We found significant differences in children’s dental health by race/ethnicity. Compared to whites, Hispanic children had the poorest dental health and lowest preventive dental care use, followed by African-American children. More importantly, we were able to explain most of these disparities especially for preventive dental care use, with lower household socioeconomic status, mainly lower maternal education and higher household poverty level, among Hispanic and African-American children, generally being the single most important factor for explaining these disparities. Other relevant factors for explaining disparities in dental health include maternal health, age and marital status, although the effects of these variables are less consistent compared to socioeconomic status.
To our knowledge, this is the first study to formally decompose and quantify the extent to which several conceptually relevant social, economic, demographic and neighborhood characteristics explain racial/ethnic gaps in children’s dental health and preventive care use, especially with a nationally representative sample.
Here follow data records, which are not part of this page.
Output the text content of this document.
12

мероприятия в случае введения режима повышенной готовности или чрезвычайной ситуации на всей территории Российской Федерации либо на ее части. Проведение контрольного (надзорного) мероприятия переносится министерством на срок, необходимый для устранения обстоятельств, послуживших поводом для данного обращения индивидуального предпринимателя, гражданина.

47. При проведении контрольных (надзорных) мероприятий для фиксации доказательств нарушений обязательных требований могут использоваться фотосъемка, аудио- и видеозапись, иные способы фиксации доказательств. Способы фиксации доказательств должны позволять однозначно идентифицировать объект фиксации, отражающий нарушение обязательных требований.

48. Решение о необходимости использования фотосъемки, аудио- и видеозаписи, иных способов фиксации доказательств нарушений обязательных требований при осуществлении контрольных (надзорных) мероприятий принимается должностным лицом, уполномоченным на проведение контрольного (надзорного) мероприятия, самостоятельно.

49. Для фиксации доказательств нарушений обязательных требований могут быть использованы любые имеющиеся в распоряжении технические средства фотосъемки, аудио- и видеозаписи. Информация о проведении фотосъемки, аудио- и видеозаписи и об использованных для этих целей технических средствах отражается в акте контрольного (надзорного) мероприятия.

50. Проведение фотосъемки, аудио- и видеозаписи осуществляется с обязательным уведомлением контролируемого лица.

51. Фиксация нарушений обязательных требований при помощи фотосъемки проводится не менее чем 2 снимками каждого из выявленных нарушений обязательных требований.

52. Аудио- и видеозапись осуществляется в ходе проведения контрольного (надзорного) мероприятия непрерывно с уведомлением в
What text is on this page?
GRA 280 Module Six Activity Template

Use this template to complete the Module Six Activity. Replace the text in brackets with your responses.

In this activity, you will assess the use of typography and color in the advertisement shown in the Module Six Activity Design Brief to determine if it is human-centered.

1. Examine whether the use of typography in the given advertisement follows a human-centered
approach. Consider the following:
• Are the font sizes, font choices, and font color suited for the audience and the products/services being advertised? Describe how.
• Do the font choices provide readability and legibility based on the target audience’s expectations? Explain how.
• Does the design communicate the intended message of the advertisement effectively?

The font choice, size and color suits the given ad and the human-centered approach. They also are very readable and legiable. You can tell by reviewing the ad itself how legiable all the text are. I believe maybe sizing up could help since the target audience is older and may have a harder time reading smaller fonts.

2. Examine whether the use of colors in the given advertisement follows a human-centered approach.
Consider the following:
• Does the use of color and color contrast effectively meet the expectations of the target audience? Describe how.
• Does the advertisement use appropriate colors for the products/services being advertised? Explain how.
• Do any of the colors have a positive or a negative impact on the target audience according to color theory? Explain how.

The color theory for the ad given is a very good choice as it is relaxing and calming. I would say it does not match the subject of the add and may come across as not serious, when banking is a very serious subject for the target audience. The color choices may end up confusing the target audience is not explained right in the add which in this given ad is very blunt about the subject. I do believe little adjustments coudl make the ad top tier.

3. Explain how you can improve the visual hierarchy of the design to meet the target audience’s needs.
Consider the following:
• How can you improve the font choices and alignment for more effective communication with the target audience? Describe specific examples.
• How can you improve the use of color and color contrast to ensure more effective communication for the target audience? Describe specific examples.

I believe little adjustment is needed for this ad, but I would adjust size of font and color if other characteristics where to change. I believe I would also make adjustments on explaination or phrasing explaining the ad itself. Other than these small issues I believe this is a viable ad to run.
The study findings are important as they reveal that most of these disparities are socioeconomically driven. They also suggest that reducing racial/ethnic gaps in child dental health requires broad and comprehensive population-based interventions beginning with improving household socioeconomic status, which may be the most effective pathway to reduce these disparities, and also enhancing neighborhood quality. Our results are consistent with previous studies highlighting the importance of socioeconomic factors such as income and education for racial/ethnic disparities in dental health 5, 11, 23, 24
. The important role of socioeconomic status, mainly household poverty level and maternal education, is strongly supported theoretically which reinforces the validity of the results. Enabling characteristics such as income can substantially enhance access to preventive dental care both through increasing the ability to pay for dental care and to have better insurance, which is also relevant for explaining racial/ethnic disparities on its own. In addition, socioeconomic status and maternal education can strongly influence maternal/household knowledge and enforcement of optimal dental hygiene practices and dietary patterns. Higher unemployment, which explained part of the gap in fair/poor dental health rating between African-American and White children, may affect dental health beyond its effects on income and insurance, such as by affecting maternal psychosocial status and information gathering ability.
Demographics, maternal health, neighborhood characteristics, and geographic location also contribute on their own to racial/ethnic disparities in children’s dental health. This highlights the complexity of the pathways leading to disparities and the importance of recognizing these when considering policies and interventions to reduce health disparities. Of particular importance are the effects of maternal health, marital status and age, which vary by the outcome. Maternal health and marital status are relevant for explaining disparities in dental health, while maternal age is relevant for explaining disparities in preventive dental visits. These effects are consistent for both African-American and Hispanic children. A positive association between maternal age and child’s dental health through knowledge about child health and parenting skills that are relevant to dental health is supported in previous studies 25
The observed effect of state of residence in explaining part of the disparity in preventive dental visits between Hispanic and white children may reflect differences between states in policies and the distribution of dental care providers and their participation in public insurance programs (Medicaid and CHIP). Further, reduced neighborhood safety and social capital, which are the most relevant neighborhood characteristics for the observed disparities, may affect dental health through restricting visits to dental providers or reducing the availability of nearby dental providers who are more likely to locate in safer neighborhoods. Previous research supports the role of neighborhood characteristics in health and health behaviors, in part through sharing relevant information for health 26
. In addition, previous studies have found an association of neighborhood characteristics with dental health through neighborhood socioeconomic conditions, social capital, and availability of and access to, healthy foods 27–31
Understanding racial/ethnic disparities in child dental health is highly relevant since poor dental health affects children’s physical and social functions and lifetime outcomes related to general health, human capital, and socioeconomic status. Dental health problems during childhood have been found to affect behavioral and cognitive functioning and to have potential long term effects on language, nutrition, systemic health, and quality of life 4, 32–35
. The study highlights important pathways leading to racial/ethnic disparities and is informative for public health and population-wide interventions to improve child dental health and reduce disparities. Furthermore, the study provides a framework for future studies to further characterize such disparities, as further work is needed to fully characterize the underlying pathways and develop specific interventions. For example, the study had no information about household dental health-related behaviors, which may in part explain the observed effects of household socioeconomic status, or the unexplained gaps. Similarly, we had no data on maternal attitudes/behaviors that may explain the observed effects of maternal age and marital status. Future studies incorporating household dental health behaviors and knowledge are needed to explain the role of these factors for dental health disparities. Finally, we had no direct measures of preferences for dental health and prevention practices that may be related to cultural factors. While we were able to explain most of the disparities, cultural factors may still be relevant for the unexplained gaps and deserve further research.
In conclusion, the study finds that racial/ethnic disparities in child dental health and preventive care are largely explained by economic and social factors, but that they are complex by involving household and neighborhood contributors. Therefore, there is no single intervention or policy that can substantially reduce these disparities on its own. However, most of the pathways underlying these disparities are amenable to policy interventions. Policies aimed at reducing racial/ethnic disparities in child dental health should recognize the need for household- and neighborhood- level interventions.